Respirei fundo e falei sem pensar para não me arrepender:
- Roger! Roger Ferraz é o nome do filho da puta!
- Entendi…
- É esse filho da puta aqui, ó. - Falei e mostrei a capa de uma revista de fofocas sociais que, coincidentemente, estava sobre a mesa.
- Hã! - Resmungou Mark, sem perder o profissionalismo, mas entendendo que poderia estar mexendo num vespeiro: - Eu preciso te perguntar uma coisa e quero que você me responda com toda a sinceridade, ok? Você tem mesmo certeza que quer isso?
- Claro que eu tenho! Hoje, fomos em uma psicóloga, terapeuta de casais, e a Lucinha, pela forma que falou, ainda acha que não fez nada de errado. Só que na conversa que tive com a Fernanda, ela me explicou que o errado foi ela, não eu. Então, quando duas pessoas acham que estão certas e suas razões são diametralmente conflitantes, o melhor a fazer é cada um viver a sua verdade sozinho.
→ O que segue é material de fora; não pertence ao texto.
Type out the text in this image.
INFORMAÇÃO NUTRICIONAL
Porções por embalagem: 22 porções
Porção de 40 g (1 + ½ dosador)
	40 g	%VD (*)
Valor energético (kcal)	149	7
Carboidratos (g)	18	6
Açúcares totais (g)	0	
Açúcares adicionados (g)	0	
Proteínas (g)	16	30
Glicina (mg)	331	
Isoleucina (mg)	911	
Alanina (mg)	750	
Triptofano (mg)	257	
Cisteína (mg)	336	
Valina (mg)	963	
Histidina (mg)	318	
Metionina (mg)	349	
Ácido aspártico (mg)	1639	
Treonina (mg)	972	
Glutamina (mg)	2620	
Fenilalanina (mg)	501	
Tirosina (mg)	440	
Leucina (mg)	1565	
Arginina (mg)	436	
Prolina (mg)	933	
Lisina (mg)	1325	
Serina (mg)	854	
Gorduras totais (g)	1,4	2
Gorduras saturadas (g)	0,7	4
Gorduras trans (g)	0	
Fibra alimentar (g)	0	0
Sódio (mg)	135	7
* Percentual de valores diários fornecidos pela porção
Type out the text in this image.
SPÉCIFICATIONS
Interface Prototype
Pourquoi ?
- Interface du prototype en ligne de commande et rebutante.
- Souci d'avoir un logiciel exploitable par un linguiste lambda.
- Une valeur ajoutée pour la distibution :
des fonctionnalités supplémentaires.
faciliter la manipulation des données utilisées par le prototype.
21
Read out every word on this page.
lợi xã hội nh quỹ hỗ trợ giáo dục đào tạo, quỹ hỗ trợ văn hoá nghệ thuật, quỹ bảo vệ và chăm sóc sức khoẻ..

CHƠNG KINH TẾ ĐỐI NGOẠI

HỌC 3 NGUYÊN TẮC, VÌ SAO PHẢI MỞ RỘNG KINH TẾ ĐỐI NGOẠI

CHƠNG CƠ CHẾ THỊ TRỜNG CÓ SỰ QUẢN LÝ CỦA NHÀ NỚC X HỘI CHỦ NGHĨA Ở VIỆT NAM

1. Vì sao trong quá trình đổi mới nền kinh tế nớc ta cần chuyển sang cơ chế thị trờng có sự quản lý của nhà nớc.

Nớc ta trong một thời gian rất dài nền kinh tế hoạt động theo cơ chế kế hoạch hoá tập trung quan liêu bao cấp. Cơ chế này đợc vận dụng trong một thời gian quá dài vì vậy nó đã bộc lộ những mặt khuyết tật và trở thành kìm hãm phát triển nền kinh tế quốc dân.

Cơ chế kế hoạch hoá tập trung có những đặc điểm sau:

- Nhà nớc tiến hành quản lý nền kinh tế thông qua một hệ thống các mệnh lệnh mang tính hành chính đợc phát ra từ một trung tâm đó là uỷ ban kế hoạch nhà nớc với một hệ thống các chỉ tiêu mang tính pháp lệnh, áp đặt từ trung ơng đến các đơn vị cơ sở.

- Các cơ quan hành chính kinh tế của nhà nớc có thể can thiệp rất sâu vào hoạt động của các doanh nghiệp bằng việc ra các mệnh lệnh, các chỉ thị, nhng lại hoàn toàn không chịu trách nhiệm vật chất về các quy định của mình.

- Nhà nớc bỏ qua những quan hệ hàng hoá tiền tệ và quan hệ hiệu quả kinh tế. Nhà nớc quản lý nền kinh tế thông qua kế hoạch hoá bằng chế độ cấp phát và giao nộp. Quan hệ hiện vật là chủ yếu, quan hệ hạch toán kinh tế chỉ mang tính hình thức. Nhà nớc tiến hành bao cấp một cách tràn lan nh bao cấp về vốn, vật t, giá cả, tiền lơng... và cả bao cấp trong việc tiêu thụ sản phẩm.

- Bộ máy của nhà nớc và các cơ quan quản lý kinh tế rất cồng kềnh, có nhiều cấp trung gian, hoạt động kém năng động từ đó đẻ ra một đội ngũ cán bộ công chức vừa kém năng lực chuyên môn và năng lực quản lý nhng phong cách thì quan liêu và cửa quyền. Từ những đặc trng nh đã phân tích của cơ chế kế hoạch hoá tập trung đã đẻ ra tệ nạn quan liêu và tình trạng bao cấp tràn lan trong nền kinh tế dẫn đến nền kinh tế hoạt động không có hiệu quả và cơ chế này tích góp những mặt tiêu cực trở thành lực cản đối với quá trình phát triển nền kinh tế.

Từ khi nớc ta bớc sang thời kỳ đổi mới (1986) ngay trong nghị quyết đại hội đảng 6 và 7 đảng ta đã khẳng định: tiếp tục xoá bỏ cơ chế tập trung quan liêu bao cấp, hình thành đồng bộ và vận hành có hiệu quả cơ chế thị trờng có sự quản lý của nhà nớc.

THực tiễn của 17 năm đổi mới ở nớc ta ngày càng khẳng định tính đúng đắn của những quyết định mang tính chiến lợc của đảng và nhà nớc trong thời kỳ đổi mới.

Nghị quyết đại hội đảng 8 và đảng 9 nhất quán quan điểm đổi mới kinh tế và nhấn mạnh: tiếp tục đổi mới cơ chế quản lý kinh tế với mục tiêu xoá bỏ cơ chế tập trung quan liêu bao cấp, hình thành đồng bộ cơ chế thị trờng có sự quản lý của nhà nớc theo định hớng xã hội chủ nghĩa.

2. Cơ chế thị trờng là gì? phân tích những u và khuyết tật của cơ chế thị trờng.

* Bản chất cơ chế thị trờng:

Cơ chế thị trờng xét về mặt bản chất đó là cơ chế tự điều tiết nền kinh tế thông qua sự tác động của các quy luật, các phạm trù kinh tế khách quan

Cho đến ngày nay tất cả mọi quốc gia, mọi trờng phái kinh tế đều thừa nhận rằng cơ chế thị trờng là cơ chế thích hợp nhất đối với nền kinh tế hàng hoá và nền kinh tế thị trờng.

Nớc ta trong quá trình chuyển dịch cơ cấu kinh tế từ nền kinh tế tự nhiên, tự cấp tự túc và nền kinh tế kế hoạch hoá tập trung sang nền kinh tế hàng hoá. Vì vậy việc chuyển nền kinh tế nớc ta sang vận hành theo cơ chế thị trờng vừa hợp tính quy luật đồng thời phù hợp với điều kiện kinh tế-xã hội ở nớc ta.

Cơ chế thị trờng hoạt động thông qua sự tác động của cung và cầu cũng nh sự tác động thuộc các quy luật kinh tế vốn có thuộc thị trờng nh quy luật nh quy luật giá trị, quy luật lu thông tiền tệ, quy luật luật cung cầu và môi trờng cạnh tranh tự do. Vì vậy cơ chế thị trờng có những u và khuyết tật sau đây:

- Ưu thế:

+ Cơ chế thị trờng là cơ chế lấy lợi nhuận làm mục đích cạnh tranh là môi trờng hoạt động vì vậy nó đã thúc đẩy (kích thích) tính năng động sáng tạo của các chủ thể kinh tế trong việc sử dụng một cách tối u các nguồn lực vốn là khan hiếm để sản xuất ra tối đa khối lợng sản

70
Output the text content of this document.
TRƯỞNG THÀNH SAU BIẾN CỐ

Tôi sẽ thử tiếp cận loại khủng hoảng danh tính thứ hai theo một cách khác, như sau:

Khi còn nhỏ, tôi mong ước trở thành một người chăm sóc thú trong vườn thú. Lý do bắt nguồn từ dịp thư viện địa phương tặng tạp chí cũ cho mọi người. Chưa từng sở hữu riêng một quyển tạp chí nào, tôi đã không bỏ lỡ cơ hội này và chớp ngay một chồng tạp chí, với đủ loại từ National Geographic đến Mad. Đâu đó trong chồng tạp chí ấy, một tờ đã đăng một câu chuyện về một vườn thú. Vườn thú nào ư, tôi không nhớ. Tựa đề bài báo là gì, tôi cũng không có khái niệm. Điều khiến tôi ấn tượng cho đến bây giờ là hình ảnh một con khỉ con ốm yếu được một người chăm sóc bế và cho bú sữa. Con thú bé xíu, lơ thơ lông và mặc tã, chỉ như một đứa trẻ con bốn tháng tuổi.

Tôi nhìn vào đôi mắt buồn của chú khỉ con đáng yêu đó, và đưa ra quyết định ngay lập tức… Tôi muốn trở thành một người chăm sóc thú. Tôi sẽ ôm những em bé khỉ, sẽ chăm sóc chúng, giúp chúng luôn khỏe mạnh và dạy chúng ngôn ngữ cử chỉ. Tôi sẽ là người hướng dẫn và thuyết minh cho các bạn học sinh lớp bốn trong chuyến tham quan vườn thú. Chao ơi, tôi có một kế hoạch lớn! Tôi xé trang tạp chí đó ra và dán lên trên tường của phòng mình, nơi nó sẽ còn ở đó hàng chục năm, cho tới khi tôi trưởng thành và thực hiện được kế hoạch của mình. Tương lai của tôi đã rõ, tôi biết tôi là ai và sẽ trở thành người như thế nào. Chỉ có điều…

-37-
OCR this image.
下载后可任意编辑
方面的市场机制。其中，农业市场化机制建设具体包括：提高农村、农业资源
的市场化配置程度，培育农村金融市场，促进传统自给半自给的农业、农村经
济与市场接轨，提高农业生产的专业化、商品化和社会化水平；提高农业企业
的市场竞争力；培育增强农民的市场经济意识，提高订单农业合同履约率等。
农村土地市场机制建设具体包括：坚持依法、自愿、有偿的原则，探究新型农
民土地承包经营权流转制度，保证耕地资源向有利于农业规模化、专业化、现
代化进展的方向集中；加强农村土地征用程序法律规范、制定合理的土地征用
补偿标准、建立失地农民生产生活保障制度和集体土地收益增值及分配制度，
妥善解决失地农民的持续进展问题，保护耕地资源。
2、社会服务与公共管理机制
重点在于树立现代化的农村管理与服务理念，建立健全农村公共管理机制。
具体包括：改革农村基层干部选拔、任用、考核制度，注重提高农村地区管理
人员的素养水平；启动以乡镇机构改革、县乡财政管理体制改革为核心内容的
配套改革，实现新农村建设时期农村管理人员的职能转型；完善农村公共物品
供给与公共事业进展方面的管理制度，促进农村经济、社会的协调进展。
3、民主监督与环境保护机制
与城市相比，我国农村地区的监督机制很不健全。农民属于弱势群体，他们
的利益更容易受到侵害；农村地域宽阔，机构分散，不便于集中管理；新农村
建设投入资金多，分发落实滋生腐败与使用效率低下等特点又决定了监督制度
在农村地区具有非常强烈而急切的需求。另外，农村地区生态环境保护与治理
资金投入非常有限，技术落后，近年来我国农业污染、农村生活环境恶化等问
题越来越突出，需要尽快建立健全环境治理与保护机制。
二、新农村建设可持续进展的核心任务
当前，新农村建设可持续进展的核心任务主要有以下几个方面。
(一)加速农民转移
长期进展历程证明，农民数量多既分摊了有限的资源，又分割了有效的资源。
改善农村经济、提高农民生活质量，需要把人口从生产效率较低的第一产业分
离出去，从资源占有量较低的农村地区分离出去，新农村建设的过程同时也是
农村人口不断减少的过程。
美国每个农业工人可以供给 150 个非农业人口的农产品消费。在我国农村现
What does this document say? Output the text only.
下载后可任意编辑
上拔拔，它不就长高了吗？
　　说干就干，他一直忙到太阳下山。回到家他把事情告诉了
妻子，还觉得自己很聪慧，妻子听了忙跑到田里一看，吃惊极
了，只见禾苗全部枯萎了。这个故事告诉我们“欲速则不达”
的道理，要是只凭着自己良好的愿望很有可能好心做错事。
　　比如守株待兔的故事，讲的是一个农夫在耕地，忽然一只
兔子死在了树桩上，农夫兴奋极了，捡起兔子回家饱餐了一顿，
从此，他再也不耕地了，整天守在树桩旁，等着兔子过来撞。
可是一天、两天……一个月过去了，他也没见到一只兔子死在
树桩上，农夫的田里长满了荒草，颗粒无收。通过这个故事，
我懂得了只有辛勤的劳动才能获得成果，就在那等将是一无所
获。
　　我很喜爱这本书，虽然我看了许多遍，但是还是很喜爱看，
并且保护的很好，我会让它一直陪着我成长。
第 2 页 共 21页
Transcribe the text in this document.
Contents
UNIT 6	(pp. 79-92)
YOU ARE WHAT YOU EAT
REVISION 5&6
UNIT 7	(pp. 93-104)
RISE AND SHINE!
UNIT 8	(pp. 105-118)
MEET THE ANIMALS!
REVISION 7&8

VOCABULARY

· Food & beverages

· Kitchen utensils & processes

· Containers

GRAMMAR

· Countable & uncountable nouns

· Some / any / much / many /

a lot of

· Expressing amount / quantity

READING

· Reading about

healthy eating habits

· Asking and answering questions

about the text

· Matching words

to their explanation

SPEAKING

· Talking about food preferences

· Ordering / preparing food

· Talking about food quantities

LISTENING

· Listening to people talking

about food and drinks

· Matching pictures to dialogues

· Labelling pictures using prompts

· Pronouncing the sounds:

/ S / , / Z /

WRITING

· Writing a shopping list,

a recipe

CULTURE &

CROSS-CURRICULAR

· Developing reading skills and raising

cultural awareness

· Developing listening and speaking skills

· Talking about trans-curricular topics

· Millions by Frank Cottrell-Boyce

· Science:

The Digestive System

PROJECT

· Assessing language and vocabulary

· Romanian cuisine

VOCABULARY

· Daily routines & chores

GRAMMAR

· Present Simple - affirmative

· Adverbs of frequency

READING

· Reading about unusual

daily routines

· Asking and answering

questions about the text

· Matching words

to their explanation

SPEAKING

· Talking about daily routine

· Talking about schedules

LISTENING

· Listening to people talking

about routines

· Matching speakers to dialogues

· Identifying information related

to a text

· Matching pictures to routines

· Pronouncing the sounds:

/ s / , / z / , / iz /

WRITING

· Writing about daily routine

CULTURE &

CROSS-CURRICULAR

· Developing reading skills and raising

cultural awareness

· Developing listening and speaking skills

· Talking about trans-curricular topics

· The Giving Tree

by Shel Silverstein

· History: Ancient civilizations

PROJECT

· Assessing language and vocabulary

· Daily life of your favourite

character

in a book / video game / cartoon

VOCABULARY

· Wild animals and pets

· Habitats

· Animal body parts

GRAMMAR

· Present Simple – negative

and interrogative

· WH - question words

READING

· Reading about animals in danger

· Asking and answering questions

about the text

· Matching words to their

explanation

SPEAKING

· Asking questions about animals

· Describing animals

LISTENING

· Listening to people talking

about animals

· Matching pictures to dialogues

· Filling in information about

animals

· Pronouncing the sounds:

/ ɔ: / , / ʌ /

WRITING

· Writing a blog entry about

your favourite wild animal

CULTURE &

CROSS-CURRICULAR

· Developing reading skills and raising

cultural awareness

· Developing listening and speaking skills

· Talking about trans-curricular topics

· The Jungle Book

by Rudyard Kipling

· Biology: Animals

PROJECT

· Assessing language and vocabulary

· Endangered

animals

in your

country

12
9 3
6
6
- É… A Fernanda me comentou, bem por cima, sem entrar nos detalhes, sobre a conversa que tiveram. Olha, meu caro, eu lamento que a sua primeira experiência com o mundo liberal tenha sido dessa maneira. Realmente não foi nada justo o que fizeram com você.
- E não é!?
- Sim! Você está coberto de razão de querer resolver a situação, mas… - Ele disse e fez uma pausa dramática, sem tirar o olho de mim: - Mas, assim como o casamento é uma decisão que tomamos pensando ser para a vida toda, o divórcio também é. Por isso, eu queria que você refletisse bastante antes de decidir.
- Tô te falando, Mark, digo, doutor Mark, eu quero o divórcio!
- Não precisa me chamar de doutor, pode ficar à vontade. - Ele disse e começou a bater a caneta sobre seu bloco, desviando o olhar de mim por alguns segundos: - Você ama a sua esposa, não é? Eu vejo em seus olhos…
- Amo, muito mesmo, mas não foi o suficiente.
- Nem sempre é, Gervásio, nem sempre é… Veja o meu caso com a Fernanda, chega a fazer um paralelo com o seu.
- É… Ela me contou assim… por cima também… que vocês não estão bem.
- Nada bem, mas também não estamos de todo ruim. Por isso, estou te falando sobre a necessidade de refletir bastante, afinal, é um processo, é desgastante, é custoso e, no final, criará uma solução artificial para algo que vocês dois, como casal, deveriam ter resolvido juntos.
- Você acha que eu deveria perdoá-la?
- Perdoá-la!? Sim, sem dúvida alguma! Perdoar é algo que te fará mais bem que a ela própria, porque irá aliviar o seu coração do fardo que a mágoa acarreta. Entretanto, o perdão não necessariamente impõe que você continue convivendo com ela se você não conseguir enxergar objetivos em comum, ou se não tiverem mais cumplicidade, ou pior ainda inexistir honestidade entre vocês.
- Esse é o problema! Eu não sei se consigo…
- Aham… - Ele resmungou, olhando para mim: - Já tentaram terapia?
- Acredita que fomos ontem? Só que eu, sei lá, não gostei da forma como a terapeuta abordou a nossa situação. Achei ela simplista demais para um assunto tão delicado…
Ele ficou me olhando, pensativo por um instante e depois sorriu de uma forma bastante amigável:
- Eu vou te propor uma coisa, veja se te interessa. Eu e a Nanda já tivemos vários altos e baixos. Agora estamos num de baixo terrível, quase subsolar… Mas já tivemos ajuda de um terapeuta muito bom e que talvez possa também te ajudar a pensar. Você gostaria que eu ligasse para ele e pedisse para ele te atender, mesmo à distância?
Fiquei surpreso e até assustado com sua proposta, aliás, ver um advogado praticamente recusar dinheiro para ajudar duas pessoas era coisa nova em minha forma de ver as coisas:
- Olha, Mark, eu não sei…
- O que te custa tentar? O doutor Galeano é uma pessoa espetacular e se ele não puder ajudar vocês a se entenderem, ninguém mais poderá.
OS NOMES UTILIZADOS NESTE CONTO E OS FATOS MENCIONADOS SÃO FICTÍCIOS E EVENTUAIS SEMELHANÇAS COM A VIDA REAL É MERA COINCIDÊNCIA.